Companies

TransCentury sells stake in Tanzania tea firm

bd-transcenturyc

TransCentury chief executive Dr Gachao Kiuna

Investment firm TransCentury is seeking to sell its stake in Tanzania’s tea packaging firm, Chai Bora, as the company shifts focus to the infrastructure sector.

The Nairobi-bourse listed firm said on Saturday in a notice that it had entered into an agreement with an unnamed party that could result in a change of control of its tea packaging subsidiary it bought in 2008.

“The transaction is in line with the group’s overall strategy to focus on infrastructure and engineering,” said Transcentury, adding that the deal will be concluded in January.

The investment firm says it owns 95 per cent of Chai Bora and its acquisition was an attempt by the equity fund to consolidate its expansion in Tanzania.

It became the second company to be acquired by Trans Century after it bought up 70 per cent of power firm ABB Tanelec Ltd.

Chai Bora has faced sluggish revenue and earnings growth in what has seen Transcentury hinge its growth on East Africa Cables and recently acquired Civicon to drive its earnings. Its other subsidiaries are Avery and Tanelec.

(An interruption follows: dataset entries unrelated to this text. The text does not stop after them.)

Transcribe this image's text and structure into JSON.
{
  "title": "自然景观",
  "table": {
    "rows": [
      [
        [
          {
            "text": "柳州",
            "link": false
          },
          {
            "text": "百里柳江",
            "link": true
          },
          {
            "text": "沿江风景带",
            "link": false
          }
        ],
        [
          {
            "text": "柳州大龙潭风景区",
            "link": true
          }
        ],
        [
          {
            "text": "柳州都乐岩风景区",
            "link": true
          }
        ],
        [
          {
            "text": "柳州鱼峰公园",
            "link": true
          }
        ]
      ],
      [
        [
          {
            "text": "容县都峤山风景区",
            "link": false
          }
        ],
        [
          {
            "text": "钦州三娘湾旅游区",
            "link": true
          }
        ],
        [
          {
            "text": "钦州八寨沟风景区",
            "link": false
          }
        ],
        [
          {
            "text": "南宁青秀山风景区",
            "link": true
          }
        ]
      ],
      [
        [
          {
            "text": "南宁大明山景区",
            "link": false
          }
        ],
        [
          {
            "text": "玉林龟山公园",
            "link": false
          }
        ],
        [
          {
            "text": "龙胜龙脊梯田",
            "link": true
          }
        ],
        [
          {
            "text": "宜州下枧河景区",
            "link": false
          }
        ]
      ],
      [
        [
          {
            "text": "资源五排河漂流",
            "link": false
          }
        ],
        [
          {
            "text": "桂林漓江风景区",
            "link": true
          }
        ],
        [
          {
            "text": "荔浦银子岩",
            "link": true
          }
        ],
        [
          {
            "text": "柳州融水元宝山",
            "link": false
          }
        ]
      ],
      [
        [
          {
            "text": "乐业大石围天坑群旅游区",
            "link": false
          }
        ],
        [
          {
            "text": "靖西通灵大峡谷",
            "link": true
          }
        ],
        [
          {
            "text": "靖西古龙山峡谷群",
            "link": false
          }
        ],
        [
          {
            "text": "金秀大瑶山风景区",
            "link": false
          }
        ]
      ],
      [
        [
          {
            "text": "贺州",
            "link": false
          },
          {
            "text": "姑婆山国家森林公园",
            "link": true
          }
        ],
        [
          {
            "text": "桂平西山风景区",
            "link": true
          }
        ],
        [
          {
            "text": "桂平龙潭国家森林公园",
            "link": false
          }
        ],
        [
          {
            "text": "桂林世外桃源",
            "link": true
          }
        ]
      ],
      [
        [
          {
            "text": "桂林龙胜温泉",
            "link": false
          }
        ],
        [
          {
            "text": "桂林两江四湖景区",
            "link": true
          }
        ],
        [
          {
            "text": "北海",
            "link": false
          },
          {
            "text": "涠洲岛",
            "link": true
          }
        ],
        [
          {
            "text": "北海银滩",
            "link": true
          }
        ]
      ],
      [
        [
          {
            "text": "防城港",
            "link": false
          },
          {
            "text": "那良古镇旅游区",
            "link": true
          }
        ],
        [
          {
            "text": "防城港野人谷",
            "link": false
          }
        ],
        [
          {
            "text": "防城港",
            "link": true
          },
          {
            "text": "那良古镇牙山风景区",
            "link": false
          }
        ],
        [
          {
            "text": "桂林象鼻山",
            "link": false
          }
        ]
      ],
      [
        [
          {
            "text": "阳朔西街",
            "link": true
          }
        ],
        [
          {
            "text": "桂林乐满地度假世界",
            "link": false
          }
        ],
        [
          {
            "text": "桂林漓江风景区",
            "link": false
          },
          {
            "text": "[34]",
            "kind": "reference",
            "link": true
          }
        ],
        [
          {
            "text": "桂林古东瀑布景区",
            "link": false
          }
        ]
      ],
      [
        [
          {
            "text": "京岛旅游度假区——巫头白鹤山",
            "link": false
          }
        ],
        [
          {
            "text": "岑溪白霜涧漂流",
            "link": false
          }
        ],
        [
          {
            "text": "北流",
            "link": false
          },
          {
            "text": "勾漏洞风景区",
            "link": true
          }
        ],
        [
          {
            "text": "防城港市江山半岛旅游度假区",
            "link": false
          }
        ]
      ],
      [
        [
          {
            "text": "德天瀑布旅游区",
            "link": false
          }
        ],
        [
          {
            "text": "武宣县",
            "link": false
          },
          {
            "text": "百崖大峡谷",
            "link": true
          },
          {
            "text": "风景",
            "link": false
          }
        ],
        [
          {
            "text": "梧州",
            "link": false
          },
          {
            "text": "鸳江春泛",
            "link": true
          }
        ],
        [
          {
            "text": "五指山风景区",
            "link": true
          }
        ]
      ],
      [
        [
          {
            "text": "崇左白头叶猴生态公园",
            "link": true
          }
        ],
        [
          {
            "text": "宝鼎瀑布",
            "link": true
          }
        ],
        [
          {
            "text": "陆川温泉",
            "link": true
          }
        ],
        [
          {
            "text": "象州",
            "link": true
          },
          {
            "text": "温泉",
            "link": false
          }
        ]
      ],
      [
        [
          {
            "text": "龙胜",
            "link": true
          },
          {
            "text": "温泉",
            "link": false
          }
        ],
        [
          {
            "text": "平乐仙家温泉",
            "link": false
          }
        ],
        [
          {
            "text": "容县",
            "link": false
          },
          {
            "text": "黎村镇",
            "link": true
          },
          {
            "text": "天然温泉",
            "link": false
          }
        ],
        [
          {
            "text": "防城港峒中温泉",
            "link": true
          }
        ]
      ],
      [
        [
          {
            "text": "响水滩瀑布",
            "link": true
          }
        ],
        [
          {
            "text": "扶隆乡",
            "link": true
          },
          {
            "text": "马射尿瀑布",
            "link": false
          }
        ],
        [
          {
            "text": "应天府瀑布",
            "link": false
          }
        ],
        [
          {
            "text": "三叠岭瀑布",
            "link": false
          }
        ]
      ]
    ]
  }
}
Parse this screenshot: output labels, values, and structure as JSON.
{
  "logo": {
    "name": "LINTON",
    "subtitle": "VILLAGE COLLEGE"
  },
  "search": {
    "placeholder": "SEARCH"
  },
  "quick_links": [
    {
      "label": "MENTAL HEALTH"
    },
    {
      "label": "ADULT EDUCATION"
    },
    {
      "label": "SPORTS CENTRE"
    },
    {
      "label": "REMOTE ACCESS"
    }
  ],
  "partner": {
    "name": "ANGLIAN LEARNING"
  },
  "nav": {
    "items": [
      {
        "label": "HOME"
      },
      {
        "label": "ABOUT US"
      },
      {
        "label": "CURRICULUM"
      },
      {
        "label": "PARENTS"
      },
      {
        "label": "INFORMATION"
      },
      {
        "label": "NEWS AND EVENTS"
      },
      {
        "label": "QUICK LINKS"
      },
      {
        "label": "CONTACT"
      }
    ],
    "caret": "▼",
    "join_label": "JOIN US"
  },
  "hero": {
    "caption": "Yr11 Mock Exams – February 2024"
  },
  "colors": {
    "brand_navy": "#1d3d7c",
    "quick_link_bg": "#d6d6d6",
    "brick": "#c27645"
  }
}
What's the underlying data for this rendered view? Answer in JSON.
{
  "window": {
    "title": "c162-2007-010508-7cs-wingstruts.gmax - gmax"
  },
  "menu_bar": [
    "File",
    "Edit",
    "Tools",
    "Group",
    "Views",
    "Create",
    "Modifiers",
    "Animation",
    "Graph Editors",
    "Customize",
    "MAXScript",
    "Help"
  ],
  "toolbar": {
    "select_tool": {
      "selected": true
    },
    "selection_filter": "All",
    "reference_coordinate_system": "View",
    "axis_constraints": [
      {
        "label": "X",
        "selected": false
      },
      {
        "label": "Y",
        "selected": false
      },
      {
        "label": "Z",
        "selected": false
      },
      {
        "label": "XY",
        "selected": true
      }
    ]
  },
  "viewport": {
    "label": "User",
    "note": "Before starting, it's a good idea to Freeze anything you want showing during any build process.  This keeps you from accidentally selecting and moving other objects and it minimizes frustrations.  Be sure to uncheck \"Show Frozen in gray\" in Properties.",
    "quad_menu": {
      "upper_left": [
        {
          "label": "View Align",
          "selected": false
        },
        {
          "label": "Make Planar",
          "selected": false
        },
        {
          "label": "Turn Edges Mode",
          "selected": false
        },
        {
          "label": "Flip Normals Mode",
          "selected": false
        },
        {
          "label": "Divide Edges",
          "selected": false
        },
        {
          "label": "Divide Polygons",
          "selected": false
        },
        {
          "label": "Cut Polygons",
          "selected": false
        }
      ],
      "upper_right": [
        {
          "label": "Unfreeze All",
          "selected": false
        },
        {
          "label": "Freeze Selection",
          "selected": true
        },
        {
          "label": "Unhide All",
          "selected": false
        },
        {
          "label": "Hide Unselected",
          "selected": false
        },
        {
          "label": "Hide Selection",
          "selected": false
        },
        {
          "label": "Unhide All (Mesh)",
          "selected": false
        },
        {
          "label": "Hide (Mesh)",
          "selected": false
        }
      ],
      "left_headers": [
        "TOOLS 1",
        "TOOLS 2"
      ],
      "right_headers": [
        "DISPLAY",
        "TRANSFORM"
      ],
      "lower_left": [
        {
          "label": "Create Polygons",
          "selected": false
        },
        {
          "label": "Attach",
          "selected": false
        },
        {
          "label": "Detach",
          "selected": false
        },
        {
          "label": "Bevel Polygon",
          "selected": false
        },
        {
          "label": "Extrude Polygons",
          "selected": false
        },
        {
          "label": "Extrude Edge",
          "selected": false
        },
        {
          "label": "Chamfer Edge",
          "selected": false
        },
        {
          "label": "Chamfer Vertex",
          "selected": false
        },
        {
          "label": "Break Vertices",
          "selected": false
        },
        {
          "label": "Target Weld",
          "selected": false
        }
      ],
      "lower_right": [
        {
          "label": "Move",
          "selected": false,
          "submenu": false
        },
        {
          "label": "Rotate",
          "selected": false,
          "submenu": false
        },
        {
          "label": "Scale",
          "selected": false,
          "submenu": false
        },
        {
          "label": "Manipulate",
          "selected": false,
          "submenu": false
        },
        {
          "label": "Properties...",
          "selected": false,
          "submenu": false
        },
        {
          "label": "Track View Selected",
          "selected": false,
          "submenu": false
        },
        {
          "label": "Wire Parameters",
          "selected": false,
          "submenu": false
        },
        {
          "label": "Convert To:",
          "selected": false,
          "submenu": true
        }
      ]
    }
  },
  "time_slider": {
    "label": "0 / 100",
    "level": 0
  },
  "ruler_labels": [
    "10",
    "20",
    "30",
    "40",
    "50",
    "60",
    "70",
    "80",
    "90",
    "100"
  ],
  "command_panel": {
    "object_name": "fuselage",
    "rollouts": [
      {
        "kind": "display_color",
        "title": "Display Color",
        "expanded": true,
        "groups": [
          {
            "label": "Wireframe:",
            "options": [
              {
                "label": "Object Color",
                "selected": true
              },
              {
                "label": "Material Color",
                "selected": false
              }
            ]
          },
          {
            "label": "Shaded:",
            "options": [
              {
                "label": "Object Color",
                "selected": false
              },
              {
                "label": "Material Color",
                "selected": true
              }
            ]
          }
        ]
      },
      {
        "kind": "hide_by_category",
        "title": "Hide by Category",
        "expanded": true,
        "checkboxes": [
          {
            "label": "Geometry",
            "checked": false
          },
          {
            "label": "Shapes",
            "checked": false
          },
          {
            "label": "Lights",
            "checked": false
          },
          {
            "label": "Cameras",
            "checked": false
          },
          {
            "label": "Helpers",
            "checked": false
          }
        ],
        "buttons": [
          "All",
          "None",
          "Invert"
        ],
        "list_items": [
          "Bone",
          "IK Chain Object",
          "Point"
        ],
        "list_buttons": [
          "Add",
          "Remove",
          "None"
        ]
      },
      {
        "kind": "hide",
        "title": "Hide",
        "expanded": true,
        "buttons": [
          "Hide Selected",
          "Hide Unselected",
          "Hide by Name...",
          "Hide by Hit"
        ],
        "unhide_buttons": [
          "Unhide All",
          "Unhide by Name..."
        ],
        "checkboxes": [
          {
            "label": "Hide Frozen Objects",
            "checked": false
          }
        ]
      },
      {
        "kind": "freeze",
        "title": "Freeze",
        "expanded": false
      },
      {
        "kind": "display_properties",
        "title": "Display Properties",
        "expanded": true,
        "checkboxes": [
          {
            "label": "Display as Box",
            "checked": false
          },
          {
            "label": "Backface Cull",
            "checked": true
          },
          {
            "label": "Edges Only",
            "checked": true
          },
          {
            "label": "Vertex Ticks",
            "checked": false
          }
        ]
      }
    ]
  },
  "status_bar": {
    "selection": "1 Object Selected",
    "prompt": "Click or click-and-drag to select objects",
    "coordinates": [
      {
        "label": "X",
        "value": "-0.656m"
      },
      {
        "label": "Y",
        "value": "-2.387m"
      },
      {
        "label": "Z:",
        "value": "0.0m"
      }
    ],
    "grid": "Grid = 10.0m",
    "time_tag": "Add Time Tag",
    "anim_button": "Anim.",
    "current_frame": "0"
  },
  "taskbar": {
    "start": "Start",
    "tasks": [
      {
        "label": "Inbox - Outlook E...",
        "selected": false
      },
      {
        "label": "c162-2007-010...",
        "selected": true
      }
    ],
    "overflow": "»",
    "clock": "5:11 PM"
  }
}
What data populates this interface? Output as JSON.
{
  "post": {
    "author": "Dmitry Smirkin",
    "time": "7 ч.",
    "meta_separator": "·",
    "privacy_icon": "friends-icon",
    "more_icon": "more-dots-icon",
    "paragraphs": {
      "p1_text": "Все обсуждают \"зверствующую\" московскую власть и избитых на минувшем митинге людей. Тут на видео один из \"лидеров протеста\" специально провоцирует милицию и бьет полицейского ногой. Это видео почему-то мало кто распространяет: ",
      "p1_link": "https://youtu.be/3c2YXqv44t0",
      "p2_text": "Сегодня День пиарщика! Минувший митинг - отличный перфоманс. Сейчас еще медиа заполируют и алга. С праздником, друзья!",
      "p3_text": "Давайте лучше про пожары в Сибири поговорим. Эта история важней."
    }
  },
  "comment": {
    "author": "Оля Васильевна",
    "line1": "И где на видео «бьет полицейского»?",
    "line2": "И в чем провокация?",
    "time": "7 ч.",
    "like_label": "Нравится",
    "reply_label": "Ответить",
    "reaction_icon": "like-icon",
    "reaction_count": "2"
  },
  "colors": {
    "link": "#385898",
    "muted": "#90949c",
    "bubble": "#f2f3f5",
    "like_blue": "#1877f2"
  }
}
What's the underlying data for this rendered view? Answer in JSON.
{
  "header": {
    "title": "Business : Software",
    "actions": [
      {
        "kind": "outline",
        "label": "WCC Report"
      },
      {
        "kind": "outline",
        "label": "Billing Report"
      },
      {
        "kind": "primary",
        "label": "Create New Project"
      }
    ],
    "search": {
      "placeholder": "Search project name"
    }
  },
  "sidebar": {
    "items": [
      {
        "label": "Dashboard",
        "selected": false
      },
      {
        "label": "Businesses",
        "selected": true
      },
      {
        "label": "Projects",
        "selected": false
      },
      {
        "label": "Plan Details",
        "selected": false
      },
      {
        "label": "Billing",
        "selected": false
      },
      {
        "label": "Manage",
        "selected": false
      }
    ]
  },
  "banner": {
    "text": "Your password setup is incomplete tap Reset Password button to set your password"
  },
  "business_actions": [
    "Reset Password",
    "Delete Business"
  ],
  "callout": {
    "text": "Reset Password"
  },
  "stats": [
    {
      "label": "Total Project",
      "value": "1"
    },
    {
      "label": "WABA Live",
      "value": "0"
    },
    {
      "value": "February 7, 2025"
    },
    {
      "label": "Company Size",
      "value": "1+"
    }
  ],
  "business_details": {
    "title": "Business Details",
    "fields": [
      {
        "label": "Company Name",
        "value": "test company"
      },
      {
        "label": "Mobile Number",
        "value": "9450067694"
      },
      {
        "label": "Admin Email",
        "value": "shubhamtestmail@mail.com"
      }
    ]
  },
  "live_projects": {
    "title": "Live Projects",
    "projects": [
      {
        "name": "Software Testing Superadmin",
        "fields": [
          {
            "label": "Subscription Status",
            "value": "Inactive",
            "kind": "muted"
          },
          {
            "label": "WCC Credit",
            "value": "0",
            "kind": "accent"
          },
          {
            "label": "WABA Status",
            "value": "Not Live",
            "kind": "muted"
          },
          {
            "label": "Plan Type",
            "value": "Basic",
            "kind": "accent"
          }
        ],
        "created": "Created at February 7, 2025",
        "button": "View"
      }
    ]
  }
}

Chai Bora’s poor show prompted the investment firm to initiate cost cutting measure in a bid to boost Chai Bora’s margins and analysts believe this forms part of the reason Transcentury is selling the Tanzanian firm.

“The company is expecting further uplift from cost-cutting; reduction in staff numbers and change in packaging to reduce materials,” said TransCentury of Chai Bora in its latest annual report. Chai Bora blends, packs and makes various brands of tea for sale in Tanzania and was previously a subsidiary Tanzania Tea Packers (Tatepa) Group, which is listed on the Dar es Salaam Stock Exchange (DSE).

TransCentury, however, is shifting its focus on the regions mining, oil and gas exploration and infrastructure developments (power lines, road and water facilities) to power its future growth and reduce its reliance on the power sector.

This informed its purchase of a controlling stake Civicon Limited, a regional engineering and logistic firm, last year to get a piece of the lucrative sectors. Civicon has operations in Kenya, Rwanda, South Sudan and Uganda, where it has built roads, petroleum refineries, breweries and laid oil pipelines.

Foreign investors are pouring billions of shillings on oil exploration across East Africa while governments are also revamping power, road and their water networks, watering the market for firms like Civicon.

The Civicon purchase helped TransCentury diversify its business, which has been concentrated in the power sectors, especially with East African Cables, where it has a 63 per cent stake.

Its sales grew to Sh7.1 billion from Sh4.5 billion and this was linked to Civicon, which boosted sales in its engineering division to Sh2 billion last year from Sh400 million in 2010.